Programming Model Extensions for Resilience

  • Head
  • Amer Abdelhalim (ANL)
  • Members
  • Balaji Pavan ()
  • Beltran Vicenc (BSC)
  • Casas Marc ()

Research topic and goals

The reliability of high performance computing systems is predicted to worsen given current technology trends, where several errors per day are expected to occur in exascale systems. Consequently, the software stack that targets HPC systems needs to tolerate faults in order to cope with the instability of such systems. Particularly, current parallel programming models, which assume that applications will execute on failure-free systems, require resilience extensions. The most popular models used to program parallel systems are MPI for distributed memory and thread-based models, such as OpenMP, for shared-memory.

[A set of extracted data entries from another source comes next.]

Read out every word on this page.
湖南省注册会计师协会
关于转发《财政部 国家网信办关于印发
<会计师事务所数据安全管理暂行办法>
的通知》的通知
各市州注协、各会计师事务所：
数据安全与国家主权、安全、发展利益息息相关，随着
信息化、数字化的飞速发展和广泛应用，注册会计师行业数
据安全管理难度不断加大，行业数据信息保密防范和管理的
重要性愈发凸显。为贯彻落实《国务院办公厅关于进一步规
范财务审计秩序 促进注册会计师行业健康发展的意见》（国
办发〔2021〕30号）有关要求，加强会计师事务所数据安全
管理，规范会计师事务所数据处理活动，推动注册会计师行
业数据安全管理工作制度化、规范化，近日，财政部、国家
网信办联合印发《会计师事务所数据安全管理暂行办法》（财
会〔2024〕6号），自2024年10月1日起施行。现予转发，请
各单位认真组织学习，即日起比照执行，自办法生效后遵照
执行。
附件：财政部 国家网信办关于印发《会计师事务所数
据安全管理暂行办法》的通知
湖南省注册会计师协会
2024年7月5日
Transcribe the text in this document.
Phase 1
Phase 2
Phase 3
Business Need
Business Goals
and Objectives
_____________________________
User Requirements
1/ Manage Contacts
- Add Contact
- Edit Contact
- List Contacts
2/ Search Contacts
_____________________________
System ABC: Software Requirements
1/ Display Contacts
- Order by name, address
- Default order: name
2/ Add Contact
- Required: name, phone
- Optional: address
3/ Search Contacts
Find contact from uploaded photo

Several works have studied faulttolerance methods for MPI applications at the process level such as the User-Level Fault Mitigation (ULFM) effort at ANL. Recently, the need for finer-grained levels of resilience arose in the community because of the space and time overheads of coarse-grained approaches. Consequently, research in this direction has become more active leading to new methods such as the rollbackrecovery method applied to asynchronous tasks in the OmpSs programming model. Despite recent advances, there exists no programming model that offers high degrees of resilience and low overheads for hybrid MPI+threads applications. This collaboration aims at providing resilience extensions for hybrid MPI+threads programming models at multiple levels. At the thread-level, errors are contained within the failing threads except if recovery is not possible, in which case propagating the failure to the MPI process will be necessary. The system then will rely on process-level fault-tolerance techniques to mitigate the failure.

Results for 2015/2016

There were interactions through telecon between the collaborators which involved discussions about ULFM for process-level resilience and the feasibility of thread-level fault-tolerance extensions.

Visits and meetings

There were frequent telecon meetings since the beginning of the collaboration. There are no planned visits yet.

Impact and publications

None yet.

    Future plans

    We plan to push further the investigation of fine-grained fault-tolerance support in hybrid MPI+threads programming models. The goal is to answer several open questions including, but not limited to, the degree of granularity suitable for the fine-grained level (threads or tasks), define the interaction between the coarse-grained and fine-grained levels of fault-tolerance, the way communication issued by a failed thread should be handled (flushed or ignored), and investigate the role and necessity of using robust synchronization mechanisms, such as robust mutexes, by the underlying multithreaded runtime system.